L'habitation, bien que somptueuse, s'avère plus modeste que celle des Vas. Cependant, la jeune fille apprécie tout de suite le lieu car il s'en dégage une atmosphère douce et accueillante.
Madame Date, petite blonde svelte à l'air sympathique, les salue avec enthousiasme :
— Madame Vas, quelle joie de vous recevoir ! Nous nous sommes souvent croisées lors d'événements mondains, mais je suis ravie de vous accueillir chez moi pour la première fois aujourd'hui.
Elle se tourne ensuite vers Etna.
— Je suis enchantée de vous rencontrer, mademoiselle. Je constate avec plaisir que ma chère fille a trouvé une charmante amie.
Madame Vas s'adresse à son tour à leur hôtesse :
— Nous vous remercions de votre invitation, madame Date. Votre demeure est charmante. Et je ne vous cacherai pas qu'Etna ne tarit pas d'éloges sur votre fille.
Madame Date propose ensuite à ses invitées d'entrer au salon. Elle s'étonne d'y trouver son mari qui lui indique qu'il est sur le départ pour quelque affaire.

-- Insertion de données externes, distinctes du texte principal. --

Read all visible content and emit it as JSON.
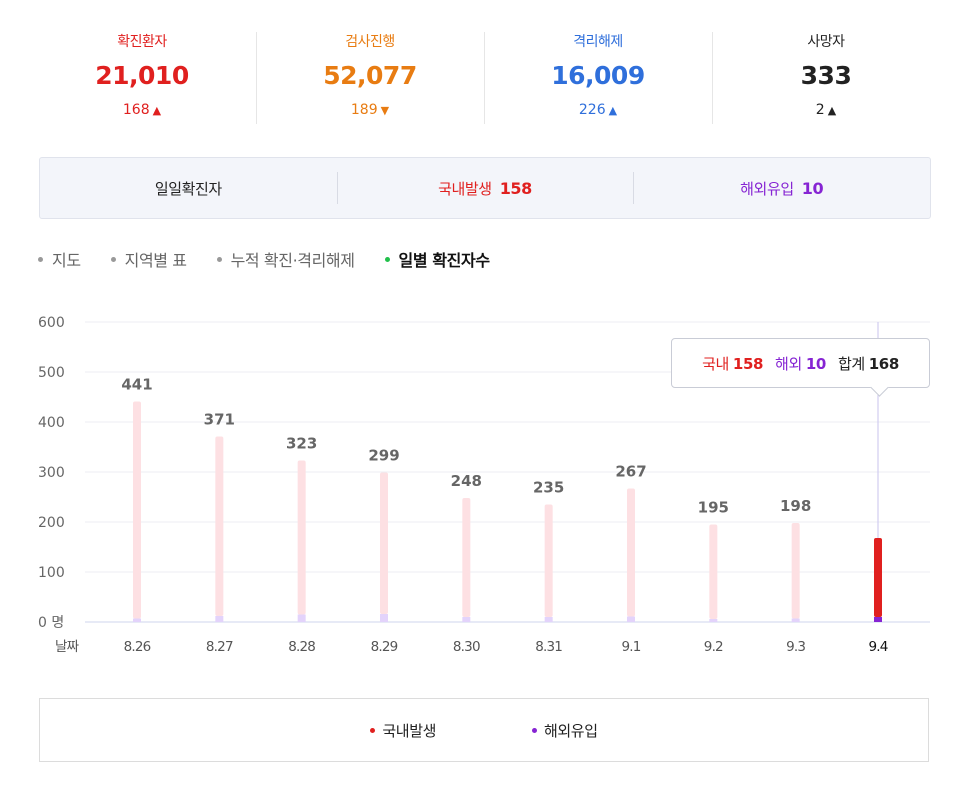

Monsieur Date remarque alors la présence de madame et mademoiselle Vas. Il leur présente ses hommages puis s'adresse à la plus âgée :
— Madame, puis-je vous poser une question ? Cela me gêne de vous mêler à ces affaires, mais je n'ai pas eu l'occasion de croiser votre époux ces derniers temps...
— Je vous en prie, dites-moi...
— Un de mes amis proches vient de reprendre le négoce de son père. Il cherche à contacter l'ancien associé de votre époux, monsieur Imur, pour éclaircir certains points. Comme vous devez le savoir, celui-ci est parti voilà huit ans environ, sans laisser d'adresse. Sauriez-vous où il se serait installé ?
— Je suis désolée, monsieur, mon mari m'a toujours tenue éloignée de ses affaires. J'ai rencontré monsieur Imur à quelques occasions, mais je ne sais pas grand chose de lui. Il me semble avoir entendu mon époux évoquer un départ à l'étranger à l'époque.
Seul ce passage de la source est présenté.